Viel Arbeit für ein Modul und ein Semester. «Wir studieren alle Wirtschaftsinformatik und haben im Projekt eine agile Vorgehensweise angewendet», erzählt Jovan Gocev. «Jedes Teammitglied hat ein Aufgabenpaket übernommen, und wir haben uns wöchentlich ausgetauscht – auch mit Ina. Damit stellten wir sicher, dass wir das gemeinsame Ziel nicht aus den Augen verlieren.» Ihre Ziele seien schon sehr ehrgeizig gewesen, gibt Jovan zu. Aber: «Wir waren wirklich motiviert, fanden das Projekt von Ina toll und wollten ihr von Herzen helfen.»
Erreicht hat das Team während der Laufzeit des Moduls einiges: Für die Webseite haben die Studierenden Entwürfe für einen Online-Shop erstellt und Möglichkeiten recherchiert, wie dieser ohne grossen Aufwand mit einem Plug-In in die bestehende Webseite integriert werden könnte. Zudem gelang es den Studierenden, Kontakte zu drei möglichen Geschäftspartner*innen herzustellen – unter anderem zur Migros Aare. Dort wurden sie eingeladen und konnten das Pitch Deck, welches sie für Ina erstellt hatten, gleich selbst anwenden. Eine vertraglich vereinbarte Zusammenarbeit ergab sich noch nicht, aber der Kontakt besteht nun.
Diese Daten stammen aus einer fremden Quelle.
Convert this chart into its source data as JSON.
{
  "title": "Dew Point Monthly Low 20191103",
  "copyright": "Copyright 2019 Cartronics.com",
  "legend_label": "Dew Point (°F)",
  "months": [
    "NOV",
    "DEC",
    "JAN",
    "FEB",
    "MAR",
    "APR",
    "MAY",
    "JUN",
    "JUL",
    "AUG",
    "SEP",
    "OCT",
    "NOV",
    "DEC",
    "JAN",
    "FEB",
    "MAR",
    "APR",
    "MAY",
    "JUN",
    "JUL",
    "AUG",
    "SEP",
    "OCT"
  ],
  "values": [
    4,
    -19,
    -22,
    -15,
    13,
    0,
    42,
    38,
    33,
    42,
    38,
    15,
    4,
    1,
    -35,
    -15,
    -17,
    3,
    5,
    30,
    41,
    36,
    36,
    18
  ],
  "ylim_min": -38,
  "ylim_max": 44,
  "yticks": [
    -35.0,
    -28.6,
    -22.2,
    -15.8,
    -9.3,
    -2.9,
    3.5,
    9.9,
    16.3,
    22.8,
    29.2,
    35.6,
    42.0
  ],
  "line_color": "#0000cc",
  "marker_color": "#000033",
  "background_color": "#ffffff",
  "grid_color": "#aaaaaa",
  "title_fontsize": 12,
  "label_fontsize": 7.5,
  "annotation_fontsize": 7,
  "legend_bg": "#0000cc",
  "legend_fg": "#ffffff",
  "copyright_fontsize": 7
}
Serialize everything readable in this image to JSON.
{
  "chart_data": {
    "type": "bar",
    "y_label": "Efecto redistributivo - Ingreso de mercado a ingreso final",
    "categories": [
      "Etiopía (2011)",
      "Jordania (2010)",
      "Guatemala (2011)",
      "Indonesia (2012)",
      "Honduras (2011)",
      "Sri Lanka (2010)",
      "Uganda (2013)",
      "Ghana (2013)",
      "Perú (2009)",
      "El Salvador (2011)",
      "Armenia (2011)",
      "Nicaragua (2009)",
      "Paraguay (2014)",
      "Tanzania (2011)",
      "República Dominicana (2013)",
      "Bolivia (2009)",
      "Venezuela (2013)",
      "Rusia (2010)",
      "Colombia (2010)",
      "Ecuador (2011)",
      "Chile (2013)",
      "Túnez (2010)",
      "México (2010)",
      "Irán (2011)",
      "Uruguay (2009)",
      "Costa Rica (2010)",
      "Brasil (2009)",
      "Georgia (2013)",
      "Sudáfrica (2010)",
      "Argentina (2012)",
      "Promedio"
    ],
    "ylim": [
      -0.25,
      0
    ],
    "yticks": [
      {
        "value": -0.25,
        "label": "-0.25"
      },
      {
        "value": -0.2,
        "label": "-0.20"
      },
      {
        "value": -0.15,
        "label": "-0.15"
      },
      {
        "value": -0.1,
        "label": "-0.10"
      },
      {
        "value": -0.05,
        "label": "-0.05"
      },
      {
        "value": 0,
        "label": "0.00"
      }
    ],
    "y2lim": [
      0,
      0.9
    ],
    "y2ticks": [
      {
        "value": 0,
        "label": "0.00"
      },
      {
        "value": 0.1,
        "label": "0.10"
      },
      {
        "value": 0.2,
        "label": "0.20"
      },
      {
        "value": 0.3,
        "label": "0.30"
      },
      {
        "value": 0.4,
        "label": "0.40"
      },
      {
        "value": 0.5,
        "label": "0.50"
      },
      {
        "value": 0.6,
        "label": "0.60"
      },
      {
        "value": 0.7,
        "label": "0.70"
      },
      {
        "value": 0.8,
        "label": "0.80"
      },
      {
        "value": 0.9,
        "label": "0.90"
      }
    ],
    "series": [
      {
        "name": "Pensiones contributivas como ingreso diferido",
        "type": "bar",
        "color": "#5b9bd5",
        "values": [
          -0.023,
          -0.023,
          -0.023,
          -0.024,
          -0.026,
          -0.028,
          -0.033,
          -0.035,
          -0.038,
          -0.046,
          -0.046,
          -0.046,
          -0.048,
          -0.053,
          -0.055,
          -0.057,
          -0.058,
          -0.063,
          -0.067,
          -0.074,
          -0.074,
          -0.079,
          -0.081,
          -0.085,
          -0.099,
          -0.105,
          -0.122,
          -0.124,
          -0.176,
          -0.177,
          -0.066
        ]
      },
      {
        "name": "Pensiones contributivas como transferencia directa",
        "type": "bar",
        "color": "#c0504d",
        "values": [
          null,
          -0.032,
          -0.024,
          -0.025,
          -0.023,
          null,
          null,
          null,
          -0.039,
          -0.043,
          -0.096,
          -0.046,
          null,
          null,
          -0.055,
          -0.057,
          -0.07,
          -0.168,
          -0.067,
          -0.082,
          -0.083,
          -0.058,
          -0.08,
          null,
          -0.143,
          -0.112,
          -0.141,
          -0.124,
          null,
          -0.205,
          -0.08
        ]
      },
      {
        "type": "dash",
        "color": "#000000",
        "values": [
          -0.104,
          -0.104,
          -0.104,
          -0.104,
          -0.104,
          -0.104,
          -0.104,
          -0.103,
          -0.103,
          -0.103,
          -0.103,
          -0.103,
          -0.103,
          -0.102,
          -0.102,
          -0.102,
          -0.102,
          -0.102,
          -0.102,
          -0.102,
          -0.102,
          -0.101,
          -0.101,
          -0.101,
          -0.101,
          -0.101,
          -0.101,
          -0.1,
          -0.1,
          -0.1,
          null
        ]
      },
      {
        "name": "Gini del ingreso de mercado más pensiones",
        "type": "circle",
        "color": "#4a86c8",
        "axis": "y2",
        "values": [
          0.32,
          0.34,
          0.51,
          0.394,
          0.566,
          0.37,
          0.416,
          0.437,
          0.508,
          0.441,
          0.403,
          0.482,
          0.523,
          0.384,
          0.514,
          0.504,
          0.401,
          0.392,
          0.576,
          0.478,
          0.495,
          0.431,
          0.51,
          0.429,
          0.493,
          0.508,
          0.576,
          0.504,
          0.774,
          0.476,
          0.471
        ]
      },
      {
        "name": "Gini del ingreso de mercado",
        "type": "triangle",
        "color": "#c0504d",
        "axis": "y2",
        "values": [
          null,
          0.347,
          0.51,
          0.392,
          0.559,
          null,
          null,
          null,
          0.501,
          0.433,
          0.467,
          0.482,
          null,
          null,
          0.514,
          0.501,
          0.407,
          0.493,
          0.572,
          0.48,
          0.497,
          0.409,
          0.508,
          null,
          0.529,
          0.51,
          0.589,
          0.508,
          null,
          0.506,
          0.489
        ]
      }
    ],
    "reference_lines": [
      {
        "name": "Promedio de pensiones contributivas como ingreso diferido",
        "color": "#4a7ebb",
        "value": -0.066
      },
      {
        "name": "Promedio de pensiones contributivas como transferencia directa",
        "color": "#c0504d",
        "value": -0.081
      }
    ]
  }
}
Starthilfe für «Recycle Design», Gründer*innen-Perspektive für die Studierenden
Was nehmen sowohl das Start-up wie auch die Studierenden mit aus dem Modul? Für Ina war es eine spannende Erfahrung: «Ich habe neue Perspektiven auf mein Projekt kennengelernt – mehr aus einer Business-Sicht. Zudem haben mir die Studierenden in allen Handlungsfeldern, die sie sich angeschaut haben, eine wertvolle Starthilfe gegeben, um weiterzuarbeiten». Das Pitch Deck hat sie im Übrigen nicht nur bei Geschäftskontakten, sondern auch an ihrer alten Hochschule in Schweden eingesetzt: «Ich durfte dort als Gastdozentin von meinem Projekt berichten. Damit hat sich für mich ein Kreis geschlossen: Ich habe mich riesig gefreut, dass mein ehemaliges Studienprojekt nun als Inspiration für andere Studierende dienen kann.» Für Jovan und seine Teamkolleg*innen war das Projekt ein lehrreicher Einblick in den Alltag von Gründer*innen: «Gerade, wenn man selbst unternehmerisch tätig werden will, zeigt das Modul sehr schön auf, was möglich ist und wo die Grenzen liegen.» Aus seiner Sicht gehören zum Gründen vor allem eine grosse Portion Mut und viel Durchhaltewillen dazu: «Man muss sich trauen, beispielsweise auch die «grosse» Migros einfach mal anzufragen und sich nicht demotivieren lassen, wenn es einmal nicht klappt. Probieren darf man immer!»